Features

Probabilistic Gradient Boosting Machines (PGBM) is a probabilistic gradient boosting framework in Python based on PyTorch/Numba, developed by Airlab in Amsterdam. It provides the following advantages over existing frameworks:

Probabilistic regression estimates instead of only point estimates. (example)
Auto-differentiation of custom loss functions. (example, example)
Native GPU-acceleration. (example)
Distributed training for CPU and GPU, across multiple nodes. (examples)
Ability to optimize probabilistic estimates after training for a set of common distributions, without retraining the model. (example)

In addition, we support the following features:

Feature subsampling by tree
Sample subsampling (‘bagging’) by tree
Saving, loading and predicting with a trained model (example, example)
Checkpointing (continuing training of a model after saving) (example, example)
Feature importance by gain and permutation (example, example)
Monotone constraints (example, example)
Scikit-learn compatible via PGBMRegressor and HistGradientBoostingRegressor

It is aimed at users interested in solving large-scale tabular probabilistic regression problems, such as probabilistic time series forecasting.
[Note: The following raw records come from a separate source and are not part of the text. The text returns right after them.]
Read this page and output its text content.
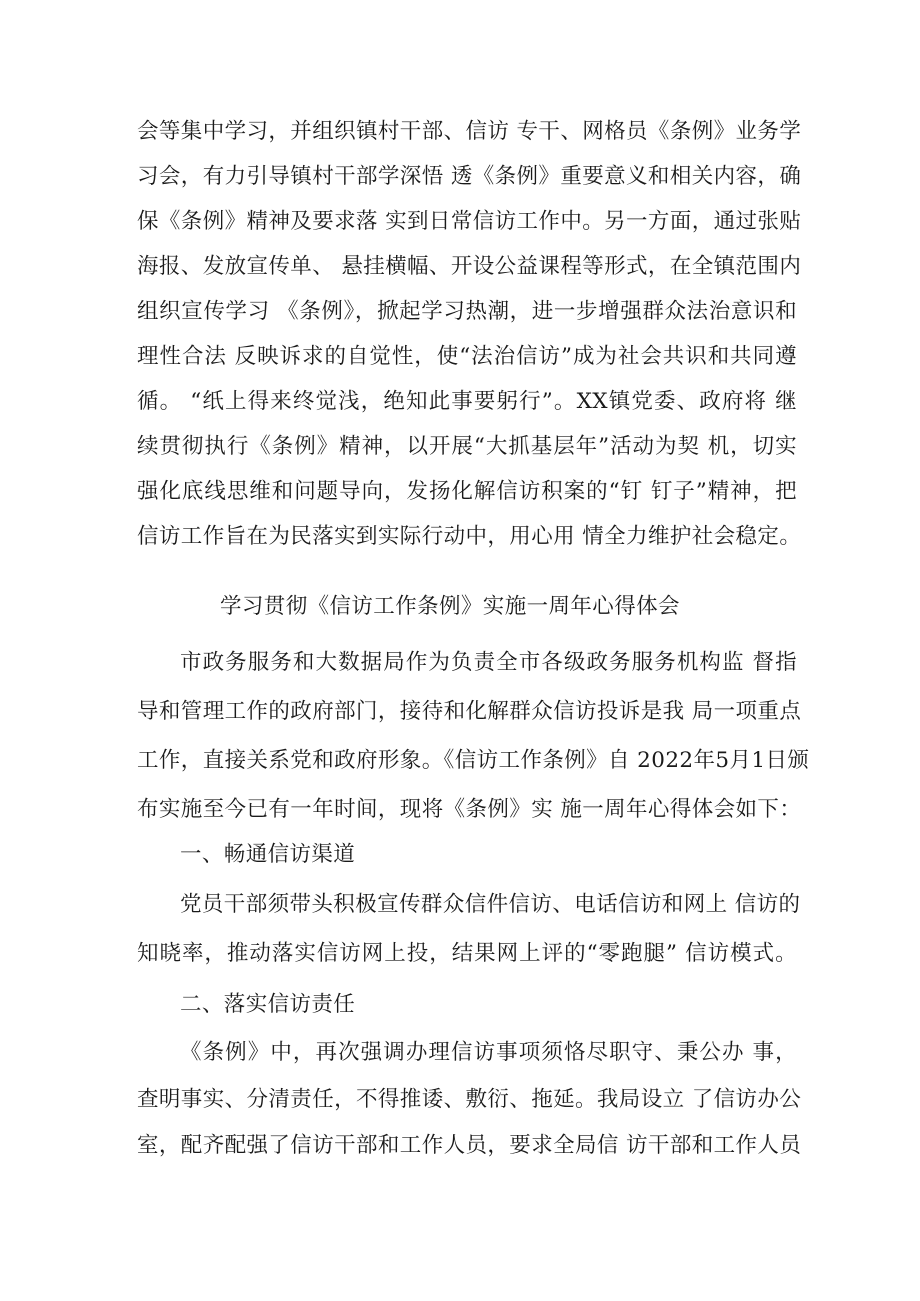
会等集中学习，并组织镇村干部、信访 专干、网格员《条例》业务学
习会，有力引导镇村干部学深悟 透《条例》重要意义和相关内容，确
保《条例》精神及要求落 实到日常信访工作中。另一方面，通过张贴
海报、发放宣传单、 悬挂横幅、开设公益课程等形式，在全镇范围内
组织宣传学习 《条例》，掀起学习热潮，进一步增强群众法治意识和
理性合法 反映诉求的自觉性，使“法治信访”成为社会共识和共同遵
循。 “纸上得来终觉浅，绝知此事要躬行”。XX镇党委、政府将 继
续贯彻执行《条例》精神，以开展“大抓基层年”活动为契 机，切实
强化底线思维和问题导向，发扬化解信访积案的“钉 钉子”精神，把
信访工作旨在为民落实到实际行动中，用心用 情全力维护社会稳定。
学习贯彻《信访工作条例》实施一周年心得体会
市政务服务和大数据局作为负责全市各级政务服务机构监 督指
导和管理工作的政府部门，接待和化解群众信访投诉是我 局一项重点
工作，直接关系党和政府形象。《信访工作条例》自 2022年5月1日颁
布实施至今已有一年时间，现将《条例》实 施一周年心得体会如下：
一、畅通信访渠道
党员干部须带头积极宣传群众信件信访、电话信访和网上 信访的
知晓率，推动落实信访网上投，结果网上评的“零跑腿” 信访模式。
二、落实信访责任
《条例》中，再次强调办理信访事项须恪尽职守、秉公办 事，
查明事实、分清责任，不得推诿、敷衍、拖延。我局设立 了信访办公
室，配齐配强了信访干部和工作人员，要求全局信 访干部和工作人员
For more details, read our paper or check out the examples.

Python API

We expose PGBM as a Python module based on two backends: Torch and Scikit-learn. To import the base PGBM class:

# Torch backend (2 estimators)
from pgbm.torch import PGBM # Torch backend
from pgbm.torch import PGBMRegressor # Torch backend, scikit-learn compatible estimator

# Scikit-learn backend
from pgbm.sklearn import HistGradientBoostingRegressor # Scikit-learn backend

Both backends are NOT compatible with each other, meaning that a model trained and saved using one backend can NOT be loaded for continual training or predictions in the other backend.

For details on the PGBM, PGBMRegressor or HistGradientBoostingRegressor class, we refer to the Function reference.

Our Scikit-learn backend is a modified version of HistGradientBoostingRegressor and thus should be fully compatible with scikit-learn.

Feature overview

The table below lists the features per API, which may help you decide which API works best for your usecase. A description of the features is given below the table.

Feature	pgbm.torch.PGBM	pgbm.sklearn.HistGradientBoostingRegressor
Backend	Torch	Scikit-learn
CPU training	Yes	Yes
GPU training	Yes	No
Sample bagging	Yes	No
Feature bagging	Yes	No
Monotone cst	Yes	Yes
Categorical val	No	Yes
Missing values	Yes	Yes
Checkpointing	Yes	Yes
Autodiff	Yes	No

Description of features:

CPU training: if the PGBM model can be trained on a CPU.
GPU training: if the PGBM model can be trained on a CUDA-compatible GPU.
Sample bagging: if we can train on a subsample of the dataset. This may improve model accuracy and speeds up training.
Feature bagging: if we can train on a subsample of the features of the dataset. This may improve model accuracy and speeds up training.
Monotone cst: if we can set monotone constraints per feature, using positive, negative or neutral constraints.
Categorical val: if the model can natively handle categorical data.
Missing values: if the model can natively handle missing values (defined as NaNs).
Checkpointing: if we can train the model, save it, and continue training later on (a.k.a., ‘warm-start’).
Autodiff: if we can supply a differentiable loss function for which we use autodifferentiation to determine the gradient and hessian.